I hopefully don’t underestimate how fantastic and hard this stuff is to do. To be world-class at any human endeavour takes commitment and talent beyond belief. I generally contend that you have to actually try a sport seriously to truly understand the level of the world-class competitors. That’s likely true here, too. No matter what sport, it takes full-time commitment and some serious talent.
Maybe I don’t have any inkling of how hard gymnastics is. Nevertheless it is truly impressive. (Just not to my taste as a spectator - too much poncing and wiggling in the case of the women’s floor routine.)
So many complaints about “judged” sports… how subjective it all is, unlike sprinting (which, until recently, had judges determine if a runner left the blocks early) or other “quantifiable” sports. The level of judging seems to be highly subjective. Balls & strikes in baseball? Unsportsmanlike conduct? Basketball fouls? At what point does judgement become too much?
Give me a break with this. It was a flawless routine with some pep and personality. Your comments–intended to diminish the woman’s accomplishment–suggest at best some pure pettiness, at worst… well, politeness, even in this company, prevents me saying.
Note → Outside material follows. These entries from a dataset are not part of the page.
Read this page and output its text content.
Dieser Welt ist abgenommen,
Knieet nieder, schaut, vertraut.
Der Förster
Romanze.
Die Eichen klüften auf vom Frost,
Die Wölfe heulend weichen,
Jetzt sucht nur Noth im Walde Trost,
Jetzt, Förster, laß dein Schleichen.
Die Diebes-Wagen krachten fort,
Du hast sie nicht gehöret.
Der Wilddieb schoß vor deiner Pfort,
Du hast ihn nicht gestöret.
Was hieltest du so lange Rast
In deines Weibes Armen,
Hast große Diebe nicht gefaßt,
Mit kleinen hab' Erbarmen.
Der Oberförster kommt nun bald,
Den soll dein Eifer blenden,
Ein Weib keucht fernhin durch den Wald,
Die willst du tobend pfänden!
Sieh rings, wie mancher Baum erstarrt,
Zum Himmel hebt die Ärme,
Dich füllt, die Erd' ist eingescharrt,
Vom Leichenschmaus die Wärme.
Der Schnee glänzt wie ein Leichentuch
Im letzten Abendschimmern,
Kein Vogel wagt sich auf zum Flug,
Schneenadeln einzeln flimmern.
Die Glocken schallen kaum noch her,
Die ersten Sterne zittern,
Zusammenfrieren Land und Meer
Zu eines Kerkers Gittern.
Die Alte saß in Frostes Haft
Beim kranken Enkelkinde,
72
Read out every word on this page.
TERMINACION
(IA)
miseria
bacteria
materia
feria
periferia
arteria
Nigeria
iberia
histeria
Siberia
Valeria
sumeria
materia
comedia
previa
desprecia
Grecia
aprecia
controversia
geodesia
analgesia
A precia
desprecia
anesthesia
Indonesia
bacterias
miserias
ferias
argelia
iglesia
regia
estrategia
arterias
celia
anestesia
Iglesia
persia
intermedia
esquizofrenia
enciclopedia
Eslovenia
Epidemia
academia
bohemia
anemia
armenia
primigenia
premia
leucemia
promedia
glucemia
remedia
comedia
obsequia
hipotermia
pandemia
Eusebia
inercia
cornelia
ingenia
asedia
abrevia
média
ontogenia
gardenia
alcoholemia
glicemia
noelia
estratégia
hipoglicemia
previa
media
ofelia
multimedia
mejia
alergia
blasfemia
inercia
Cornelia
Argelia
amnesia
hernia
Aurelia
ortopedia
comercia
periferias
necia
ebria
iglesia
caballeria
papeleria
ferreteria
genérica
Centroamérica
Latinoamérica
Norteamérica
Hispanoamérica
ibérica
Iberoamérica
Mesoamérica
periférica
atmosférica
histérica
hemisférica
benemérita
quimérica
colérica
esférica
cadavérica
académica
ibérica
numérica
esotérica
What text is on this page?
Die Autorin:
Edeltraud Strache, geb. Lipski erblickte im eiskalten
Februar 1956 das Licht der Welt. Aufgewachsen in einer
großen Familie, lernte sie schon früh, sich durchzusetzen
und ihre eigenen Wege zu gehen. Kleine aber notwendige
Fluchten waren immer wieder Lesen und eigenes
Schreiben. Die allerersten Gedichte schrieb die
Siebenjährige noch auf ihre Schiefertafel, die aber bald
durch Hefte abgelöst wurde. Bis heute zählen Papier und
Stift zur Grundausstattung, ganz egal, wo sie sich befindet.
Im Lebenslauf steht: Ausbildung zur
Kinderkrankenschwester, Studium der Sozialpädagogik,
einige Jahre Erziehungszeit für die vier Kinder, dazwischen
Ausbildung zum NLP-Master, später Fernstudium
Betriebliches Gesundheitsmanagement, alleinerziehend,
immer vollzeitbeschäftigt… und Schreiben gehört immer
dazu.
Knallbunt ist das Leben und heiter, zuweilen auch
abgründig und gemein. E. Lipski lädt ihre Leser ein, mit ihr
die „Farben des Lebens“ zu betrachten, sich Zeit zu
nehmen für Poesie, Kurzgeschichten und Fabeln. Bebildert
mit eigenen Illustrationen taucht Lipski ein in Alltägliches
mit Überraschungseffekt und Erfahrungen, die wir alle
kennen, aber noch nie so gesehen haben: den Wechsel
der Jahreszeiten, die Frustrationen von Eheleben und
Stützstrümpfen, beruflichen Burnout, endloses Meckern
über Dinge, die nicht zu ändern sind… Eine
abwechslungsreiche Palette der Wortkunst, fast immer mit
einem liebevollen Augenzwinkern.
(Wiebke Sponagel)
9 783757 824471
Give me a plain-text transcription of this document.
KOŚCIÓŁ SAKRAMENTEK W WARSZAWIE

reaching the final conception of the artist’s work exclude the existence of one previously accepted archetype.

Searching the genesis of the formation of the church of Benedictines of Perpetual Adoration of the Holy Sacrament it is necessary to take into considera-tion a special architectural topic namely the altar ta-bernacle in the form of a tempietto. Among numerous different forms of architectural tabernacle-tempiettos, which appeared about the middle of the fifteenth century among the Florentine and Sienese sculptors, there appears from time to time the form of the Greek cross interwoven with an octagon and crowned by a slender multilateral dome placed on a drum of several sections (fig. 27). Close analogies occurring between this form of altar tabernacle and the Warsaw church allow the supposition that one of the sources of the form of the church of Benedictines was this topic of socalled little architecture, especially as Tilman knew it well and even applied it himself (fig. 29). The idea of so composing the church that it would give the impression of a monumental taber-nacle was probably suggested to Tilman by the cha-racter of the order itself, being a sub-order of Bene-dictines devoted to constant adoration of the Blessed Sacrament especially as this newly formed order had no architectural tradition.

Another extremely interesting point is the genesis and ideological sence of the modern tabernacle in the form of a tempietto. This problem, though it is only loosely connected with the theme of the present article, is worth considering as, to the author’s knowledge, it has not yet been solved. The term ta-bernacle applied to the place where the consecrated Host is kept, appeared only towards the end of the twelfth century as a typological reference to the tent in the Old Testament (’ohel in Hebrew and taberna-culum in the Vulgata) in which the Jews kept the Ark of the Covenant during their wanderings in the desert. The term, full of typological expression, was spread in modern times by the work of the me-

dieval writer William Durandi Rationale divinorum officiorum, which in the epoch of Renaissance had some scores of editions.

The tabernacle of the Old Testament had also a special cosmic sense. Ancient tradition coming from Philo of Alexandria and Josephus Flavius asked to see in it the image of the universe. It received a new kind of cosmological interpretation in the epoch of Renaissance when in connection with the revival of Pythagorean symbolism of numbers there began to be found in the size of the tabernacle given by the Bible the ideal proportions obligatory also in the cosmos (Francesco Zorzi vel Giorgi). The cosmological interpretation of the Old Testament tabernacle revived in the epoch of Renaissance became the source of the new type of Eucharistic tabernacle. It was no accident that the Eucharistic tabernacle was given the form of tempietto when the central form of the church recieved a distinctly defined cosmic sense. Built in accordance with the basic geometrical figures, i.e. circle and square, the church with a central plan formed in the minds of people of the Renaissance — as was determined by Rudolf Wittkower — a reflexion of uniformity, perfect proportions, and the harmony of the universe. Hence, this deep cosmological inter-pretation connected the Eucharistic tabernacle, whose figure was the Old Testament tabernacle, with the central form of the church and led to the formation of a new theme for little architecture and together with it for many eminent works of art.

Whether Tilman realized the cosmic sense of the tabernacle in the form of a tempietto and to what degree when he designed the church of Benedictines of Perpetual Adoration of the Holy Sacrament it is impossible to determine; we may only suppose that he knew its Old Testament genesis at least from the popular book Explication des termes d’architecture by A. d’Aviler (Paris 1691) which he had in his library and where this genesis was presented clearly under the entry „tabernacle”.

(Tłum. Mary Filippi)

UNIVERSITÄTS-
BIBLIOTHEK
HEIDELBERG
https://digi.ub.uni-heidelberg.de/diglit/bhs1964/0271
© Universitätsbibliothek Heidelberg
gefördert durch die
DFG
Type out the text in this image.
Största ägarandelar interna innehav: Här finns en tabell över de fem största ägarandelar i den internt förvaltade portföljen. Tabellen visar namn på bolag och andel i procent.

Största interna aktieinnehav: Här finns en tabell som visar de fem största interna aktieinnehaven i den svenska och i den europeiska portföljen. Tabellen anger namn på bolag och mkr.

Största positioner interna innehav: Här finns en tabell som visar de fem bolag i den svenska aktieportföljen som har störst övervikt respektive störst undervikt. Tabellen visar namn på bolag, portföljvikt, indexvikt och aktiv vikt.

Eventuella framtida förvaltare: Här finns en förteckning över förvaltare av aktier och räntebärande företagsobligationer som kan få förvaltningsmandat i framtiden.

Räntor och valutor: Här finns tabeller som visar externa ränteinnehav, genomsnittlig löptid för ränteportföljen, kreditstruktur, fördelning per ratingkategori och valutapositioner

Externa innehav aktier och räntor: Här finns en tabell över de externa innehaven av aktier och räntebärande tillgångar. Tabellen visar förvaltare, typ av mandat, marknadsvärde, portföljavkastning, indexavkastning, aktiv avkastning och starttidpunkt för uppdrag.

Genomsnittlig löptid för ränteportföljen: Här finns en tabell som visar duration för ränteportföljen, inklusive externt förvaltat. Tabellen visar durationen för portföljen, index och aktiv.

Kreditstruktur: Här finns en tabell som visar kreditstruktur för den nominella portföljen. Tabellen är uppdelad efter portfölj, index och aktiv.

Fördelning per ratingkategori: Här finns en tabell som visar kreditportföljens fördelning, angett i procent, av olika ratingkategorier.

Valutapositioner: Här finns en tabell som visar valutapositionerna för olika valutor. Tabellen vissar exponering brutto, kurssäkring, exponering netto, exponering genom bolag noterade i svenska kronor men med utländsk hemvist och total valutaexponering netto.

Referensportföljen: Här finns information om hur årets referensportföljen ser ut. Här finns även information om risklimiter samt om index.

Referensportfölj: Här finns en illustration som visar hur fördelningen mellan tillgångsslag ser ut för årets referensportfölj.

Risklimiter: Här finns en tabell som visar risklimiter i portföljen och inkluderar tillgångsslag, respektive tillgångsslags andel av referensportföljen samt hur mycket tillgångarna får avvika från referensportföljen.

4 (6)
Indeed it was. And despite your flawed interpretation, my comments were not intended to diminish her amazing gymnastic accomplishment, which I applaud (all the more for once having practised some of those moves in my youth). And given this was not my intent, I do not believe it is petty to point out how much of women’s gymnastic floor routines are focused on what you euphemistically call ‘pep and personality’ and that this is the flaw in women’s gymnastics as a ‘sport’. The whoops and hollers for some of the non-technical moves were as strong as for the really amazing gymnastic feats. Being a good ‘dancer’ and somehow having ‘personality’ are important pre-requisites for gymnastic success, if you are a woman doing a floor routine. I prefer it when it is a more ‘technical’ discipline. That’s all. And yeah, that’s just my opinion.